In 1912 he was elected as president of the Arizona Medical Association. And it was also in 1912 that he first used spinal anesthesia. He was considered an expert on both surgery and polio. He was a charter member of the American College of Surgeons, and served as the head of the Arizona chapter of their credentials committee for 25 years.

He was elected to serve in the Arizona State Senate during the 2nd Arizona State Legislature, representing Gila County. Also in 1914, he was elected as president of the Southwest Medical and Surgical Association, which he helped organize, and served in that capacity until December 1919.

He retired as the chief surgeon of the Miami Inspiration Hospital in 1938, and moved to California, settling in San Marino in 1939.

==Personal life==

He married Grace James of Elmira, New York on June 29, 1897, in Elmira. They had their first child, James, the following year. The child died at the age of 9 months. Grace died suddenly in December 1909 from pneumonia.

In November 1910 Bacon remarried, this time to Olivia Melgreen of Tombstone. The couple had two children, a son, John E. Bacon Jr., and a daughter, Ann. Olivia died at her home in San Marino, California on December 20, 1947.

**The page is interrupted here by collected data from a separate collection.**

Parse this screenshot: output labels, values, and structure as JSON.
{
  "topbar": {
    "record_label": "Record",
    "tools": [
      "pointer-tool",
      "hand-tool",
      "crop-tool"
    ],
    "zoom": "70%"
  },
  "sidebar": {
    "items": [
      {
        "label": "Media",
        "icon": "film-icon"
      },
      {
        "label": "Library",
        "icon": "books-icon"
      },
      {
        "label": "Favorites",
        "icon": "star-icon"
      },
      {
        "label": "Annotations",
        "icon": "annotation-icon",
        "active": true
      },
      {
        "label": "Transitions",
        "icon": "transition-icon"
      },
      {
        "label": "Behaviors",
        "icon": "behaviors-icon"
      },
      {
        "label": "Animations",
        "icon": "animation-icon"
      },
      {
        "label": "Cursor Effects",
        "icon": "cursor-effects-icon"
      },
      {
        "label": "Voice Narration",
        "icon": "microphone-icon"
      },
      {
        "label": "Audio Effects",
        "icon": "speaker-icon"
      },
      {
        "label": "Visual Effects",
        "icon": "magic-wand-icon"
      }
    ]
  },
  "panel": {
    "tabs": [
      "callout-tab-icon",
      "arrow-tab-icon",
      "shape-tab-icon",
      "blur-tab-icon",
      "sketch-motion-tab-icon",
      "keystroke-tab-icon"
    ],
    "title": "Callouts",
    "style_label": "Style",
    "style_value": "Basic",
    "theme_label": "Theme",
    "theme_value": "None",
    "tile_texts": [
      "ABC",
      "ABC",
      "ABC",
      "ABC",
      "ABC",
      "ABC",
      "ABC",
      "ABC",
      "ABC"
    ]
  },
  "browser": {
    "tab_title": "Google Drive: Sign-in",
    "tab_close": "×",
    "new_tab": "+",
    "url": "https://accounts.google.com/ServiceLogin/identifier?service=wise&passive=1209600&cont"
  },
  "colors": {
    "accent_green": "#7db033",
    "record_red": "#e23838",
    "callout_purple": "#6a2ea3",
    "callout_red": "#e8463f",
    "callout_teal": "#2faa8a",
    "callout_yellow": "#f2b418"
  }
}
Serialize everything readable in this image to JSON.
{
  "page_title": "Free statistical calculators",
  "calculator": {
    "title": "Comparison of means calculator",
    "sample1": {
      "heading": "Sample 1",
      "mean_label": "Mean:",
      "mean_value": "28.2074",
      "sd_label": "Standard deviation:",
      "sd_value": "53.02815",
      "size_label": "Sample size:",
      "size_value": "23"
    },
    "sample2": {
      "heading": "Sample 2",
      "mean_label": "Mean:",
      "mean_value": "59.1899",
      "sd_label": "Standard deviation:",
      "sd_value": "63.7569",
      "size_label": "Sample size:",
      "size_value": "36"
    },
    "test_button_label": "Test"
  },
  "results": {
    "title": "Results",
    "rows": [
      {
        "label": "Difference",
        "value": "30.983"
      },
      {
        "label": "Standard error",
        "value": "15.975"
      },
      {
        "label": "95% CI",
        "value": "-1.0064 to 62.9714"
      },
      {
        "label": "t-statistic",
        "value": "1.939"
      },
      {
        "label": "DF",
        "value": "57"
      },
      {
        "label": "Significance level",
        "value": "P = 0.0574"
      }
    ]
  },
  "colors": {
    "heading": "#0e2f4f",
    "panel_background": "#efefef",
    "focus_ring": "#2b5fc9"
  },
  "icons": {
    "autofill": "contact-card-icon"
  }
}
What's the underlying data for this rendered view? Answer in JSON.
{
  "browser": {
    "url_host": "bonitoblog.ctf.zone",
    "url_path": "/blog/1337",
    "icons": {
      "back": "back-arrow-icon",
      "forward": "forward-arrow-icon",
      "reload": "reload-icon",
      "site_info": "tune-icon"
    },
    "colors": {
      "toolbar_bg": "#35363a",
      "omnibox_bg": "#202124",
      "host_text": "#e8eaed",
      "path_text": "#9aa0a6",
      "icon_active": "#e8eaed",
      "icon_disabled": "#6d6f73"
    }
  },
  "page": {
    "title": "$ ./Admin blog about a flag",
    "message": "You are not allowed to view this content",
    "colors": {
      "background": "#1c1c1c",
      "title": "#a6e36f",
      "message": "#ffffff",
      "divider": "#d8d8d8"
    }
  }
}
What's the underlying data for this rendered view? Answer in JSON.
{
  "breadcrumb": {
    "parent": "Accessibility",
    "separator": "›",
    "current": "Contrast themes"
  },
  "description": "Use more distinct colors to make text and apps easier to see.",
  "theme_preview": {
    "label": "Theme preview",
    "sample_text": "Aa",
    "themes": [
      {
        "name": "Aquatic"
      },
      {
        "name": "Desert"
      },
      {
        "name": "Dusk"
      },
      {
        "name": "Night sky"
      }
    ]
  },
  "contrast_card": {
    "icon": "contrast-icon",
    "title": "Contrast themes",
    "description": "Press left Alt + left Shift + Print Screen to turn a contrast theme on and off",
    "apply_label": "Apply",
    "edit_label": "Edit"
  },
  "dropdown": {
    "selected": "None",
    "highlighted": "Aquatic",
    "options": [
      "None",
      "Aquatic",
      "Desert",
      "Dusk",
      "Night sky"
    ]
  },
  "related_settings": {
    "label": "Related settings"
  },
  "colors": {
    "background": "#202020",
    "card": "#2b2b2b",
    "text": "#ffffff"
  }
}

With the outbreak of World War I, Bacon was selected to serve on the local draft board. His term was truncated when he himself was called up to active duty on the medical corps, where he was given the rank of captain.

He was one of the founders of the Arizona State League in 1927, a semi-professional baseball leagues which originally consisted of teams in Miami, Globe, Phoenix, and Mesa. He was their first president. He had organized the Miami Baseball Association in 1921 as its president, which ran the local baseball team, the Miami Miners, in 1921. When the league was re-organized in 1928 to meet the requirements of becoming a Class D level minor league, Bacon served as its vice-president. The Miami and Phoenix teams remained in the league, but the Mesa and Globe teams were replaced by teams from Tucson and Bisbee.

He continued to practice medicine until his retirement in 1952. In 1964 he went to live with his daughter in Pomona, California. Bacon died on June 22, 1964, in Pomona California.